Let's see the RCU document:
Documentation/RCU/whatisRCU.txt:
void synchronize_rcu(void);
Marks the end of updater code and the beginning of reclaimer
code. It does this by blocking until all pre-existing RCU
read-side critical sections on all CPUs have completed.
Note that synchronize_rcu() will -not- necessarily wait for
any subsequent RCU read-side critical sections to complete.
For example, consider the following sequence of events:
So synchronize_rcu() in SCSI quiesce path just waits for completion
of pre-existing read-side critical section, and subsequent RCU
read-side critical sections won't be waited.
2) in normal I/O path of blk_enter_queue()
- only rcu read lock is held in percpu_ref_tryget_live(), and the lock
is released when this helper returns.
- there isn't explicit barrier(smp_mb()) between percpu_ref_tryget_live()

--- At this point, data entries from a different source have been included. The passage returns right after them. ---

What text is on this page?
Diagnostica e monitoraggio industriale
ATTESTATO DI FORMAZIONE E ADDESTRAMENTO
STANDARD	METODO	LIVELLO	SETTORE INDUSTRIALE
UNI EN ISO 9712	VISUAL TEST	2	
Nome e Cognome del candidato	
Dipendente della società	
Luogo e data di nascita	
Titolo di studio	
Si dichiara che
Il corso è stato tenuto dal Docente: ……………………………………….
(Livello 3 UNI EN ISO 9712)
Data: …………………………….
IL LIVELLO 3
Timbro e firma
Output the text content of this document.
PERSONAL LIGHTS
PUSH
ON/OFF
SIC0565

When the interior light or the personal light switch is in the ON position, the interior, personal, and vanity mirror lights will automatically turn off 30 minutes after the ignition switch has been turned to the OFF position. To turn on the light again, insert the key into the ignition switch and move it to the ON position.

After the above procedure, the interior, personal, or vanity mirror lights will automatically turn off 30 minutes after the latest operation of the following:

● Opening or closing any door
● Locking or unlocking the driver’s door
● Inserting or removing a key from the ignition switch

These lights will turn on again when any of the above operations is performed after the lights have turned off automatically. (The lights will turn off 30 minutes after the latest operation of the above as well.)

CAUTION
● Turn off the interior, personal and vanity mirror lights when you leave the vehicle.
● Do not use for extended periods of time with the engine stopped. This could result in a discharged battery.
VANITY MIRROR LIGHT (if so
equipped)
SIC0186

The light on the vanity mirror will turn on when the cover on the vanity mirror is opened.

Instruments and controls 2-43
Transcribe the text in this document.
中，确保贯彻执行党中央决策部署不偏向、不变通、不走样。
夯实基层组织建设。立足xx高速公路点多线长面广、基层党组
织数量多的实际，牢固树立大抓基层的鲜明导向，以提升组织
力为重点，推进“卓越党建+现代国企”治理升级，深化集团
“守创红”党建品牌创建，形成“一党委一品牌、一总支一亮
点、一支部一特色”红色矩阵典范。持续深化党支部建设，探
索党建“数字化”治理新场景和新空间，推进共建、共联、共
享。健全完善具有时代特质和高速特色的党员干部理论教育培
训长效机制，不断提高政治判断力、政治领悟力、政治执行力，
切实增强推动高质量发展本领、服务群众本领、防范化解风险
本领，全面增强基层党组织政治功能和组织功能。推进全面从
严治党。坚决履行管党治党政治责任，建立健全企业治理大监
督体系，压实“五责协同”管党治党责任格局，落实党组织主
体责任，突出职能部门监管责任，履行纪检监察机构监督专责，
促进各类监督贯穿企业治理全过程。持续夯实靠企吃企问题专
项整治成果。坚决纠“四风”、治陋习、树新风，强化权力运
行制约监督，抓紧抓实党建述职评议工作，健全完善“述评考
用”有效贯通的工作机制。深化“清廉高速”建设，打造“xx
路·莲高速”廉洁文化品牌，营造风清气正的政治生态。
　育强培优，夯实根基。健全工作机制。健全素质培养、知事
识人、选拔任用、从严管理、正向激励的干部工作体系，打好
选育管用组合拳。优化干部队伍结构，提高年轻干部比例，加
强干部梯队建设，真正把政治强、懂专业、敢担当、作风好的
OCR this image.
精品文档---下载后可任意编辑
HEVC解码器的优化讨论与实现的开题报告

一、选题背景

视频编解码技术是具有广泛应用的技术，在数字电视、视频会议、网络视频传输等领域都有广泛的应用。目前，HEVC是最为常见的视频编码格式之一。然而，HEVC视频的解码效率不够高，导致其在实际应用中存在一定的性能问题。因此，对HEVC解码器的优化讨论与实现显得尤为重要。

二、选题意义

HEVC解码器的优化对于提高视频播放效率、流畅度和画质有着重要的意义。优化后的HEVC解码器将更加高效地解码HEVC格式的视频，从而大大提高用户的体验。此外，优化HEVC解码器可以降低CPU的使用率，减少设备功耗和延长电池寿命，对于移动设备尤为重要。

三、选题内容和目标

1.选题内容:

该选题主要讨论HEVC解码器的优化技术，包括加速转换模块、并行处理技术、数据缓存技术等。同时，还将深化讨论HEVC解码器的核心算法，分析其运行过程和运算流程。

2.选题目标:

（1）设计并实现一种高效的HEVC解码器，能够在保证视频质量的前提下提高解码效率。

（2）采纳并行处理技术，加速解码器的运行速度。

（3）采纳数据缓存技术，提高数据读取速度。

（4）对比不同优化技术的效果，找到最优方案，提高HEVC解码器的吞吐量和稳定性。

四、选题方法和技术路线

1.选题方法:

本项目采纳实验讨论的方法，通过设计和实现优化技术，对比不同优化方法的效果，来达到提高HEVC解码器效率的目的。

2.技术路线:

and checking flag of preempt only, so writing to percpu_ref counter
and reading the preempt flag can be reordered as the following:
-- check flag of preempt only
current process preempt out now, and just at the exact
time, SCSI quiesce is run from another process, then
freeze/unfreeze is completed because no pre-exit read-side
critical sections, and the percpu_ref isn't held too.
finally this process is preeempt in, and try to grab one ref
and submit I/O after SCSI is quiesced(which shouldn't be
allowed)
-- percpu_ref_tryget_live()
--
Ming